At the very least, the medical evidence establishes that during the years that he worked as a police officer, petitioner developed hypertension, apparently under control at this time, dyspnea, and possible ischemia as conceded by the Medical Board in April 2002. It is unclear why the Medical Board appears to have ignored its own finding of possible ischemia. Moreover, it is not clear whether the Medical Board placed less emphasis on the two stress tests, both of which concluded there was probable ischemia, and one of them which showed evidence of a non-transmural infarction, because the reports failed to indicate how long petitioner exercised. Indeed, it appears that although the test protocol was of concern to the examiners, they did not request further information or a follow-up test, and it unclear how the Medical Board chose to evaluate the results of those two tests.
Petitioner has included a report dated March 3, 2003, by a second cardiologist, Dr. Edward T. Davison, which apparently the Medical Board was not given to review (Ver. Pet. Ex. J). Dr. Davison examined petitioner, noting that his blood pressure was 115/75, and that an electrocardiogram revealed a regular sinus rhythm and a score within normal limits. The doctor stated that petitioner was "well controlled" at the time on a calcium-blocking agent and ACE inhibitors, did not "demonstrate any significant hypertensive changes on echo, although the stress test certainly is consistent with hypertensive heart with a positive thallium in the absence of no significant coronary disease," and recommended that he should lose weight, continue a low-salt diet, undergo a complete cholesterol profile, and obtain "appropriate treatment to meet NCEP guidelines" for his hypertension.

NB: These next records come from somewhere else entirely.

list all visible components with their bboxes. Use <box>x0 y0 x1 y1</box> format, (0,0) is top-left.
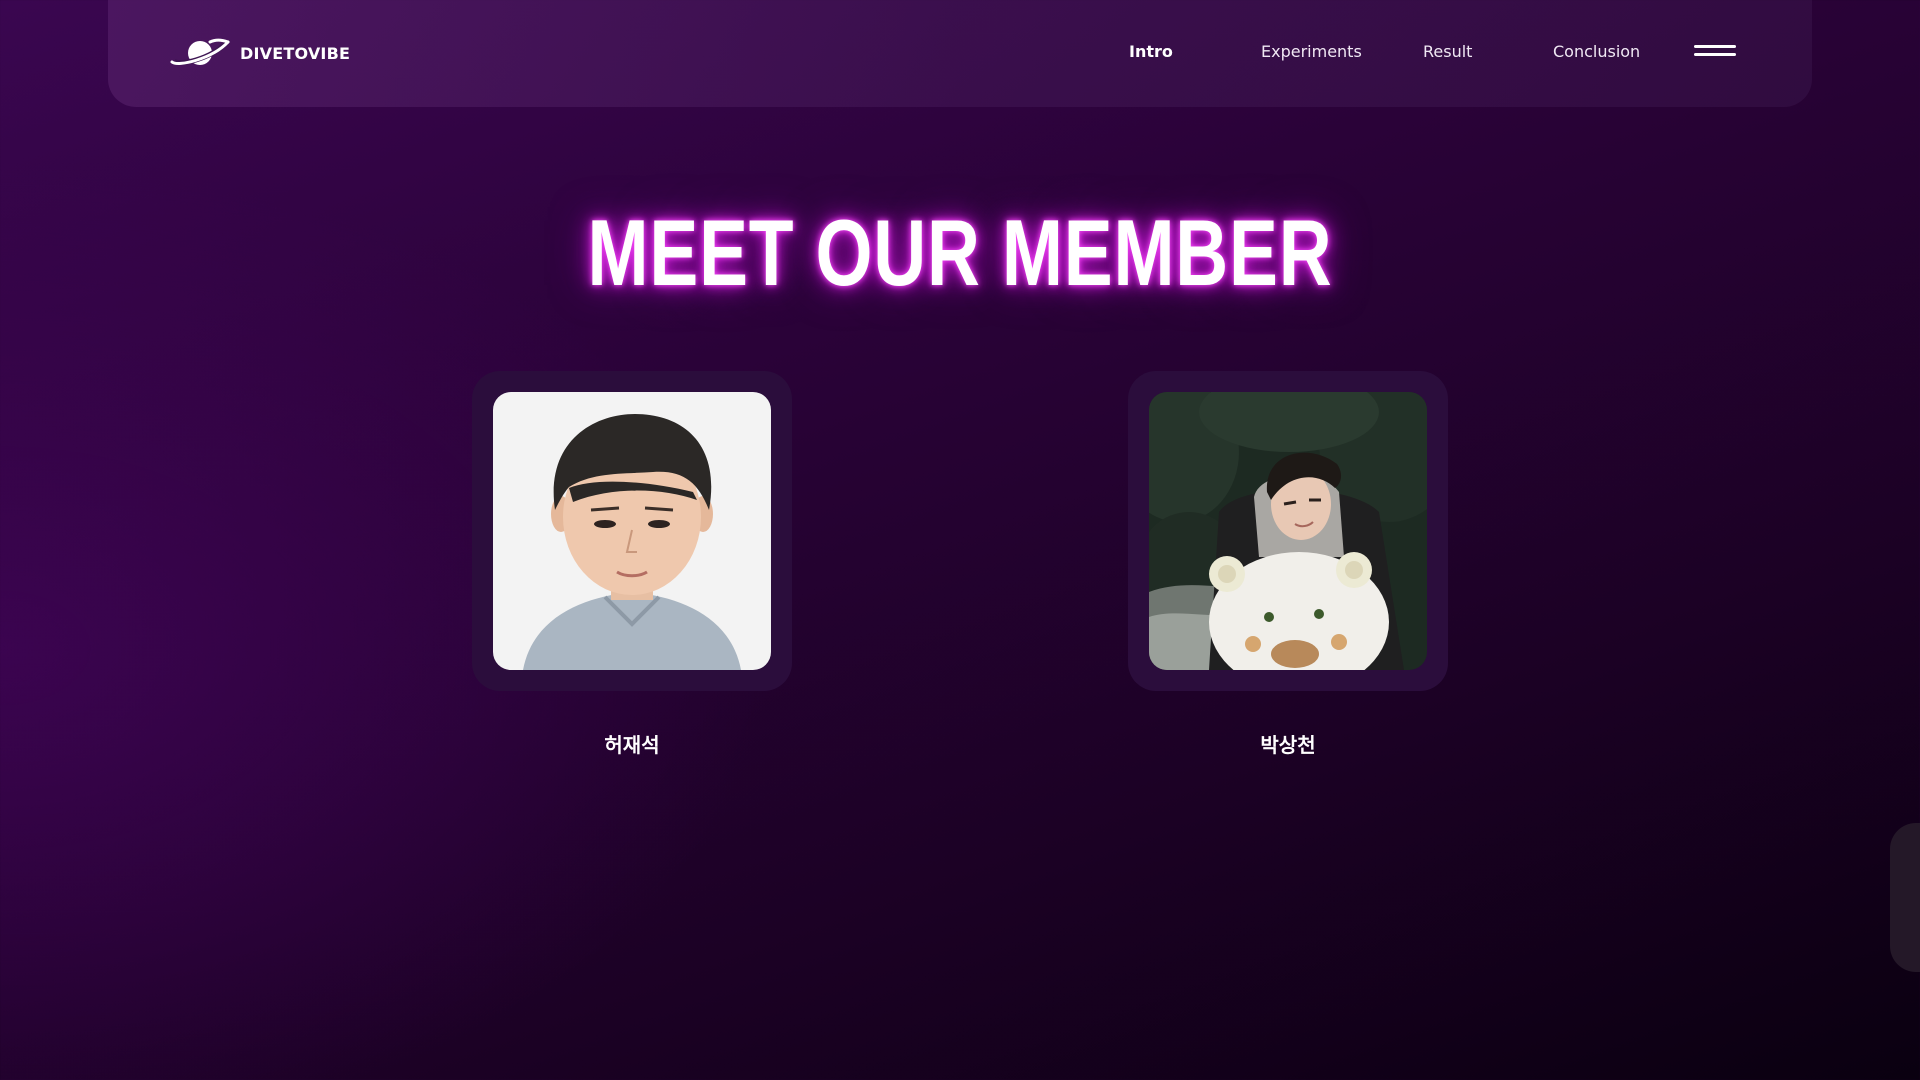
member-photo <box>1149 392 1427 670</box>
planet-icon <box>170 38 230 66</box>
member-photo <box>493 392 771 670</box>
nav-link-experiments[interactable]: Experiments <box>1261 42 1362 61</box>
top-navbar: DIVETOVIBE Intro Experiments Result Conc… <box>108 0 1812 107</box>
member-name: 허재석 <box>604 733 660 757</box>
section-title: MEET OUR MEMBER <box>587 200 1333 305</box>
nav-link-conclusion[interactable]: Conclusion <box>1553 42 1640 61</box>
member-card: 허재석 <box>472 371 792 758</box>
side-floating-tab[interactable] <box>1890 823 1920 972</box>
nav-link-intro[interactable]: Intro <box>1129 42 1173 61</box>
member-card: 박상천 <box>1128 371 1448 758</box>
member-photo-frame <box>1128 371 1448 691</box>
brand-logo[interactable]: DIVETOVIBE <box>170 35 350 71</box>
nav-link-result[interactable]: Result <box>1423 42 1472 61</box>
member-name: 박상천 <box>1260 733 1316 757</box>
hamburger-menu-icon[interactable] <box>1694 43 1736 59</box>
brand-name: DIVETOVIBE <box>240 43 351 63</box>
member-photo-frame <box>472 371 792 691</box>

Where there is conflicting evidence and medical reports presented to the Medical Board, it is solely within the province of the Board and the Board of Trustees to resolve the conflict ( Matter of Manza v Malcolm, 44 AD2d at 795). Here, however, where the record is unclear as to the import of the two stress tests, and where the Medical Board did not explain its apparent dismissal of its own finding of possible ischemia, in the interest of justice, the petition must be granted to the extent that the matter be remanded to the Medical Board so that a proper nuclear stress test can be performed which fully meets the requirements of the examiners, meaning a report which includes the length of time petitioner exercised and his hemodynamic response. Moreover, to the extent that the Board is ignoring its own findings of ischemia, such decision should be explained. Accordingly, it is
ORDERED and ADJUDGED that the petition is granted to the extent that the decision denying petitioner ADR is annulled and the matter is remanded to the Medical Board Police Pension Fund Article II for it to reconsider its findings after a new nuclear stress test, the report of which must include the length of time petitioner exercised and his hemodynamic response.
This shall constitute the decision, order and judgment of this court. Courtesy copies of this decision are being mailed to counsel.